First, lets take a look at what kind of pitchers have been available in the past via free agency. Here is a list I found of every free agent starting pitcher available last season, the money they were paid and their fWAR:
|Jorge De La Rosa||30||2||$21,500,000||$10,750,000||1.4|
|Andrew Miller||26||Minor Lg||0.2|
You’ll notice that the pitchers in general are old in baseball years. They have to be since typically they need to spend 6 years at the Major League level to become a free agent. The age brings in a very big potential injury risk.
The other thing that you’ll notice is that in general these are not very good pitchers. Sure Cliff Lee is awesome, but guys like him are rarely available in free agency and as it stands now the Royals have no shot at a guy like that. It’s not JUST because of the money, because Cliff Lee is super-rich and so his focus is on winning a championship. He thought the Phillies gave him the best opportunity to do that, the Royals clearly don’t.
Last off-season the Royals signed Bruce Chen and Jeff Francis. Considering the amount of money that the Royals spent and the production they got, they did an EXCELLENT job of acquiring free agent starting pitching last year. There were a few guys who performed better and some that cost less, but compared to the field I’m impressed.
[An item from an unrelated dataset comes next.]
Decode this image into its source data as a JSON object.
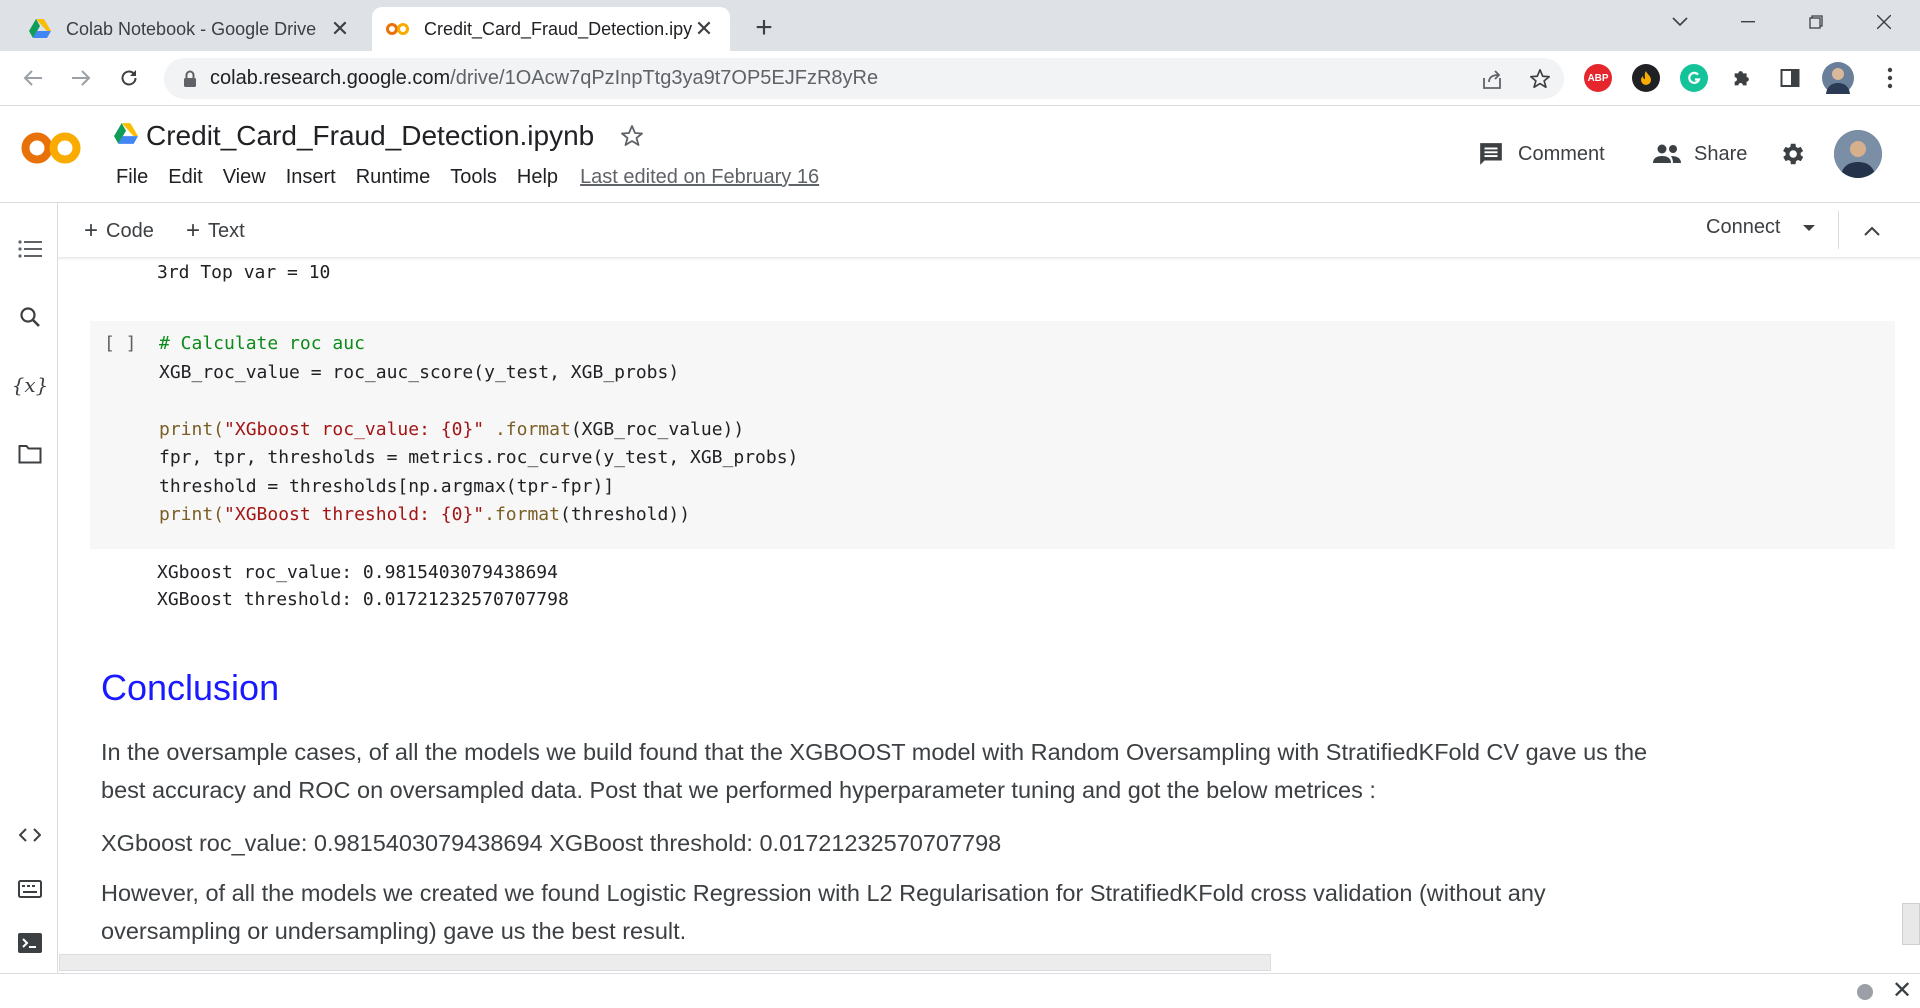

So let’s see what the Royals staff did last year in terms of fWAR
Jeff Francis – 2.6
Felipe Paulino – 2.4
Luke Hochevar – 2.3
Bruce Chen – 1.7
Kyle Davies – 0.7
Danny Duffy – 0.6
So if the Royals were going to get two pitchers to upgrade this rotation they’ll need to beat a 0.7 fWAR to add additional value. There are a number of guys who surpassed that, but a number who also fell below. The number of guys who would have been the best pitcher on the staff last year amounted to 3:
Cliff Lee – Now way
Carl Pavano – expensive and didn’t even change teams. Plus it certainly was a gamble and he only JUST beat out Francis.
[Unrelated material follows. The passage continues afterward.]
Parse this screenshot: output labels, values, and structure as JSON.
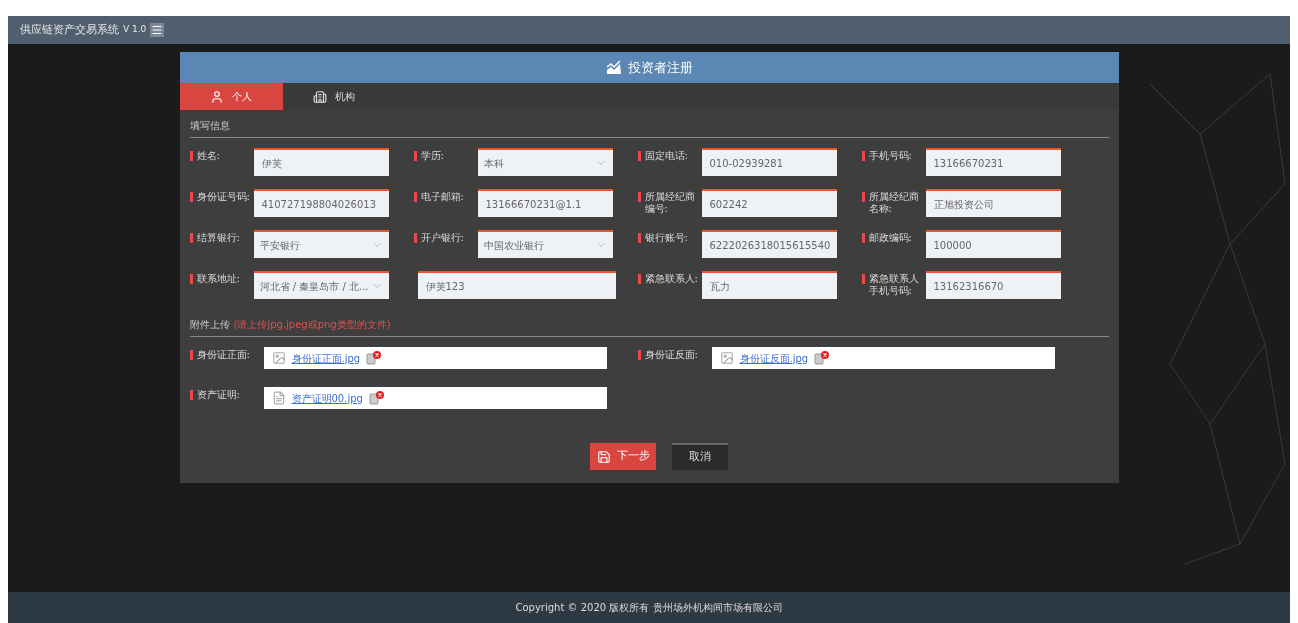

Javier Vazquez – He was 35 and cost $7m. Again, that’s a hell of a risk.
I know that this is just one free agent class and that they can vary, but in general this is about how they turn out. Free agency is not a panacea to a pitching staff and in some cases it can really weigh on your team..cough…Mike Hampton….cough….Barry Zito…..
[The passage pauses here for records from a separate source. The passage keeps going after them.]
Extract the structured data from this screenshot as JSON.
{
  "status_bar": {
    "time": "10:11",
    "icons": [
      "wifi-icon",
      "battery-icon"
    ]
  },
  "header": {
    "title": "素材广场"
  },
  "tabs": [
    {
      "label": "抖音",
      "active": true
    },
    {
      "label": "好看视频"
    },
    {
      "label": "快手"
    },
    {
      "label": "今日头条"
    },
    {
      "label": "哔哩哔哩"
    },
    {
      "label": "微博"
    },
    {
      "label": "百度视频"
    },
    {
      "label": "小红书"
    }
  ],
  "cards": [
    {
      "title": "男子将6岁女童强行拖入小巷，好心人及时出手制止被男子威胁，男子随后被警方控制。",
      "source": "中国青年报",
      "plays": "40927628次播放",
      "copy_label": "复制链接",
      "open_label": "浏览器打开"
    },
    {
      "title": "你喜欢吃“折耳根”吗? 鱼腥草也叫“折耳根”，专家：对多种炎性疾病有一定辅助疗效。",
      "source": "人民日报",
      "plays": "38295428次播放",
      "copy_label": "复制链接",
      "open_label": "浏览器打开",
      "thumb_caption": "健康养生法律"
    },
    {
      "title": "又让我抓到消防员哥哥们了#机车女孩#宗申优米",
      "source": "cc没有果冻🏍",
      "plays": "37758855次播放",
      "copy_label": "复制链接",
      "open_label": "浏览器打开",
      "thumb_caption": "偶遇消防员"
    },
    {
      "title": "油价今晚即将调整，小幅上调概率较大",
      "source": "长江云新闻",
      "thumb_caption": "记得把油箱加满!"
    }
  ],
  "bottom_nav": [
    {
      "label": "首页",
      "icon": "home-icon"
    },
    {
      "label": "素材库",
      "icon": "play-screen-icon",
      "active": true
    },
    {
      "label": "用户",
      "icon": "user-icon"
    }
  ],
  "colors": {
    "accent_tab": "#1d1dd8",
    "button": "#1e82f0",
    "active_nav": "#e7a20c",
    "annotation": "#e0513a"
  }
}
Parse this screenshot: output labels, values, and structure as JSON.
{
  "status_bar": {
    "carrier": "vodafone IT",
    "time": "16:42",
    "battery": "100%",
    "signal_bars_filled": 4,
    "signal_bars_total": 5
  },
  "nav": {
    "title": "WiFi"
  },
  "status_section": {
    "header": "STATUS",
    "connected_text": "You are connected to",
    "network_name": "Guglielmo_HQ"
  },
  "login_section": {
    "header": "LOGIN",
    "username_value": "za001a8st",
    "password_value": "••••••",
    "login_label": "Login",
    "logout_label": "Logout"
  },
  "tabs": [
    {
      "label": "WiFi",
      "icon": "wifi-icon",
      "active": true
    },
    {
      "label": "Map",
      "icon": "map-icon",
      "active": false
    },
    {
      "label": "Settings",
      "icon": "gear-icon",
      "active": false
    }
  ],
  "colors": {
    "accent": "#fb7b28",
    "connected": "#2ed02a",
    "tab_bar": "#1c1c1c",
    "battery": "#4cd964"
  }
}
The Royals should certainly look to continue what they’ve been doing in free agency. Which is to go out, find some guys who have something left but don’t cost a fortune and see if they can contribute. I don’t believe for one second that this team can markedly improve itself by trying to fill holes in the rotation via free agency. Sure, they may get lucky and have a guy like Bartolo Colon do something pretty darn good, but it’s unlikely.
During the hot stove season it’s fun to talk about free agency, but I’m going to be hoping that the Royals are conservative and mostly stick to the sidelines.